71 S.W. 973 | Tex. Crim. App. | 1903
Appellant was convicted of theft from the person, and given four years in the penitentiary.
The charging part of the indictment is as follows: That Tom Chitwood "did then and there, unlawfully, fraudulently, and privately, take from the possession and person of Jerome McNeely, and without the knowledge and without the consent of said Jerome McNeely, corporeal personal property then and there belonging to the said Jerome McNeely, to wit, one leather belt, with the letters `L.C.M.' on inside of same, one 38-caliber pistol, one brass watch, with red yarn string attached, and four silver dollars of United States of America money, and with the intent then and there on the part of him, the said Tom Chitwood, to deprive him, the said Jerome McNeely, of the value of the same, and to appropriate it to the use and benefit of him, the said Tom Chitwood," etc. We think the indictment is proper and correct.
The record is without a statement of the facts, and hence the motion for continuance can not be reviewed.
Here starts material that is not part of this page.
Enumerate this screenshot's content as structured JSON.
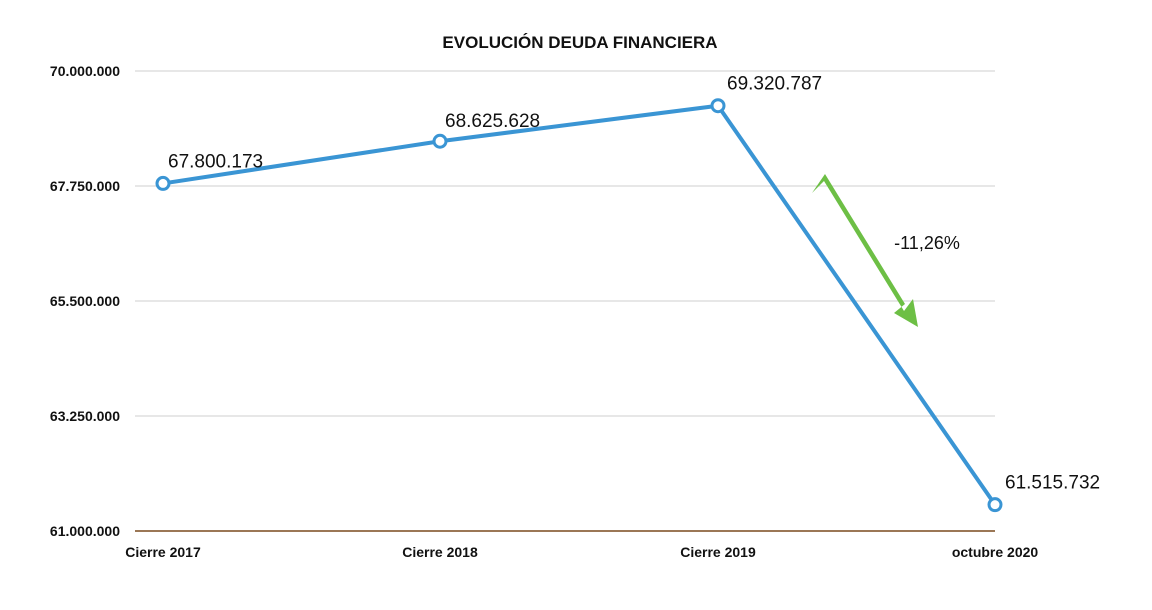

Appellant requested the court to charge the jury: "I charge you that if the property alleged to have been stolen in this case, and found in the possession of defendant, if the possession had been explained in a reasonable way, it is then the duty of the State to show you the falsity *440 of such explanation by the burden of the evidence." We can not say whether the court erred in refusing this charge, in the absence of the evidence.
The second ground of the motion for new trial contends "that the court nowhere in said charge requires the jury to find that the property alleged to have been stolen was of any value whatever, but assumes that the property was of some value, and tells the jury that if they find defendant took the property, or any part thereof, they could find him guilty. Appellant insists that the law requires the jury to find that defendant took the property with the intent to deprive the owner of the value thereof, yet this charge permits the jury to find him guilty without finding that the property had any value whatever." The court charged the jury as follows: "If you believe from the evidence, beyond a reasonable doubt, that in Cooke County, Texas, prior to the 3d day of December, 1902, and about the time charged in the indictment, defendant, Tom Chitwood, did fraudulently and privately take from the possession and from the person of Jerome McNeely, without the knowledge and without the consent of said Jerome McNeely, one leather belt, with the letters `L.C.M.' on inside of same, one 38-caliber pistol, one brass watch, with red yarn string attached, and four silver dollars of United States of America money, belonging to said Jerome McNeely, or any or either of said articles, with the intent to deprive said Jerome McNeely of the value thereof, and to appropriate the same to defendant's own use and benefit, then you will find defendant guilty." Theft from the person is per se a felony, without reference to the value of the property stolen, if of any value whatever. Therefore it is neither necessary to allege nor prove the value of the property taken; hence the trial court is not required to instruct the jury upon the question of value. Green v. State, 28 Texas Crim. App., 494.
The third ground of the motion is that the court erred in not defining the offense of theft in general, in order that the jury might have a standard by which to determine what is required to constitute the offense of theft from the person.
This is not necessary. No error appearing in the record, the judgment is affirmed.